Vomitoxin problem in DDGs to last 'for some time' - Andersons


The Andersons said it would be grappling "with some time" with the hit from vomitoxin contamination to its takings from distillers' grains, even as prices of the corn-derived feed ingredient are staging some recovery.

While all US manufacturers of distillers' grains (DDGs) - which is made as a byproduct of ethanol output – have suffered from a collapse in Chinese imports, Andersons flagged a second blow to the price it receives thanks a quality setback.

The DDGs it produces from its three ethanol plant in the eastern Corn Belt, in Indiana, Michigan and Ohio, have faced problems with vomitoxin, a fungal residue, often associated with wet harvest conditions, which can make grains contaminated with it unfit even for livestock feed.

The vomitoxin, which Andersons imported with corn purchases to ethanol plants, "resides in the finished product, in DDGs," said Pat Bowe, the Andersons chief executive, highlighting that this had created a "price discount".

'Really hurts'

Indeed, the issue "really hurts our DDG returns" at the three plants, Mr Bowe said, saying that they were below levels seen in the western Corn Belt, where the group has a further ethanol site, in Iowa.

"It's something that stays with you for a while because that's what was growing in that [eastern Corn Belt] region.

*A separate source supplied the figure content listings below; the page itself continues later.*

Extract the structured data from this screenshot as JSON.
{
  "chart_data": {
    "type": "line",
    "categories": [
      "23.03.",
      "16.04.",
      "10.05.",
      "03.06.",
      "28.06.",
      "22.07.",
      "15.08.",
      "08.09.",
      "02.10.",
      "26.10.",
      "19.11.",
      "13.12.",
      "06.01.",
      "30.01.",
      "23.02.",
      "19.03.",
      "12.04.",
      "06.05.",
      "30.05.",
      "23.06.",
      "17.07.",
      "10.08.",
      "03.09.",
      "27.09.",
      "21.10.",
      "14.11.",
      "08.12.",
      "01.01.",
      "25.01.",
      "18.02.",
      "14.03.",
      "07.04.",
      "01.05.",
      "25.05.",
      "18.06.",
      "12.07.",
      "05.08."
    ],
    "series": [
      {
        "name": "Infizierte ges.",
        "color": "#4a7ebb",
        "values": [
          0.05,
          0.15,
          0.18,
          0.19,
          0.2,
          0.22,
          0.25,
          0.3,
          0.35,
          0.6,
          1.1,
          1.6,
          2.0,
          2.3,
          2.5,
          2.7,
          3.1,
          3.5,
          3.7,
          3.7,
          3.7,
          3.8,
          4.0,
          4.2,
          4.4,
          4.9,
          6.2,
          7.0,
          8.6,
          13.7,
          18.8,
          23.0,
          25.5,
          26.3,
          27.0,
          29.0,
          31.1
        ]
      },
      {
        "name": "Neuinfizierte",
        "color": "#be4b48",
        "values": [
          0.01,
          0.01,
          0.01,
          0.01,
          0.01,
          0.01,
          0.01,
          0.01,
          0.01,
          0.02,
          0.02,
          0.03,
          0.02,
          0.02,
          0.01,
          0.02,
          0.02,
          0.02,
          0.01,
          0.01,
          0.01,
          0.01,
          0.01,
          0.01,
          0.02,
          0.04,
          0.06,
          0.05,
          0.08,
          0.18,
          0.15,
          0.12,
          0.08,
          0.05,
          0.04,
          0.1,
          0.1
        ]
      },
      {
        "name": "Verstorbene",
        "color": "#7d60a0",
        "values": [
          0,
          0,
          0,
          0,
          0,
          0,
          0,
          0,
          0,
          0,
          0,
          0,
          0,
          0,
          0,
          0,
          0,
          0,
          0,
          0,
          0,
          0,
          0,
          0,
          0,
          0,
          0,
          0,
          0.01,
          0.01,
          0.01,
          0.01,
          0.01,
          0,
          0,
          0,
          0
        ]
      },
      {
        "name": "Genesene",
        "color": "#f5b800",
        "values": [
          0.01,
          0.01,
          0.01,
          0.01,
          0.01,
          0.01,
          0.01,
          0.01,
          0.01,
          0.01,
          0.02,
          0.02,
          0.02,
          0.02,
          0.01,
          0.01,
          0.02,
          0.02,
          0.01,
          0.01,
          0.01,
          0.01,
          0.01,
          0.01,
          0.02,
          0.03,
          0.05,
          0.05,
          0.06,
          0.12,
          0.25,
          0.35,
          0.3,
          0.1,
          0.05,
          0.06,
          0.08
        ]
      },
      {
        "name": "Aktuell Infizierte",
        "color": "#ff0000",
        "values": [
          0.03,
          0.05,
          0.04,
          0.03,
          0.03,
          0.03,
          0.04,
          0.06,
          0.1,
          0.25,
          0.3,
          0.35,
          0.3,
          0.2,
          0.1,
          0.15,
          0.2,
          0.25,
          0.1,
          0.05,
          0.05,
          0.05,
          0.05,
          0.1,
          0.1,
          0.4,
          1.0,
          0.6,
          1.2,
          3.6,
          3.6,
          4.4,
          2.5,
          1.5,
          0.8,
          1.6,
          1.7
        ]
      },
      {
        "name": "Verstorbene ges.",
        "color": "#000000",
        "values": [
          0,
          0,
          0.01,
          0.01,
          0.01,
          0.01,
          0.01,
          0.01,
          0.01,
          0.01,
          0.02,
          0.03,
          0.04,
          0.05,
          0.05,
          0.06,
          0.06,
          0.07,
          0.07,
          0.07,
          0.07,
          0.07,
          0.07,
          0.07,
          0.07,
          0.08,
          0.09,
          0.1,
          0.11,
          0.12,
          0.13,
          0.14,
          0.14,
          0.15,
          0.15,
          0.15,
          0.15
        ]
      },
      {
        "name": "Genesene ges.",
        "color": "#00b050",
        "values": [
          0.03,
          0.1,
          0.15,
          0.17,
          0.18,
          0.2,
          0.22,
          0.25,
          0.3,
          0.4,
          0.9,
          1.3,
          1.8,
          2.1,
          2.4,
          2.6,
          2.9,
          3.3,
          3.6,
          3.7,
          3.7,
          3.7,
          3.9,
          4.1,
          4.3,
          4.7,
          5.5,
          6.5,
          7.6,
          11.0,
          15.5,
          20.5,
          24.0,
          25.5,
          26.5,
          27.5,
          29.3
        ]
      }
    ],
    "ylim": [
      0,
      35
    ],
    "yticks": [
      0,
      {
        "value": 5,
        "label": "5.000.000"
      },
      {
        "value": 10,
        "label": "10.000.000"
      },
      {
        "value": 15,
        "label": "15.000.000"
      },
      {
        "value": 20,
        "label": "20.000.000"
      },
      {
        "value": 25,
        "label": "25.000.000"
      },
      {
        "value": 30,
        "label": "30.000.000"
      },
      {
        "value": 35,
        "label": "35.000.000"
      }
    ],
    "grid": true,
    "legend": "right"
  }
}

"We continue to face challenges from vomitoxin issues around our eastern plants which reduces the value of distillers dried grains."

Indeed, the discount of contaminated DDGs, and the impact on profits at the three eastern Corn Belt ethanol plants "will be with us for some time", Mr Bowe told investors.

Discount narrows

In fact, the comments came as ethanol manufacturers are seeing some relief from the downward move in DDGs prices fuelled by the dearth of imports by China, which has hiked duties on US distillers' grains in retaliation for what it sees as unfair Washington support in manufacture of the feed ingredient.

As of Thursday, DDGs prices as measured in the US Gulf export market stood at $155 a tonne – up 13.1% over the past month, if down 19% year on year, according to US Grains Council data.

As an extra boost to ethanol groups, while the revival does reflect the recovery in grain prices, values of corn have not increased as fast, at least on export markets, rising by a more modest 5.2% to $171.84 a tonne in the Gulf.

The dynamics have trimmed corn's, unusual, premium to DDGs to $16.84 a tonne - a plunge of 43% month on month.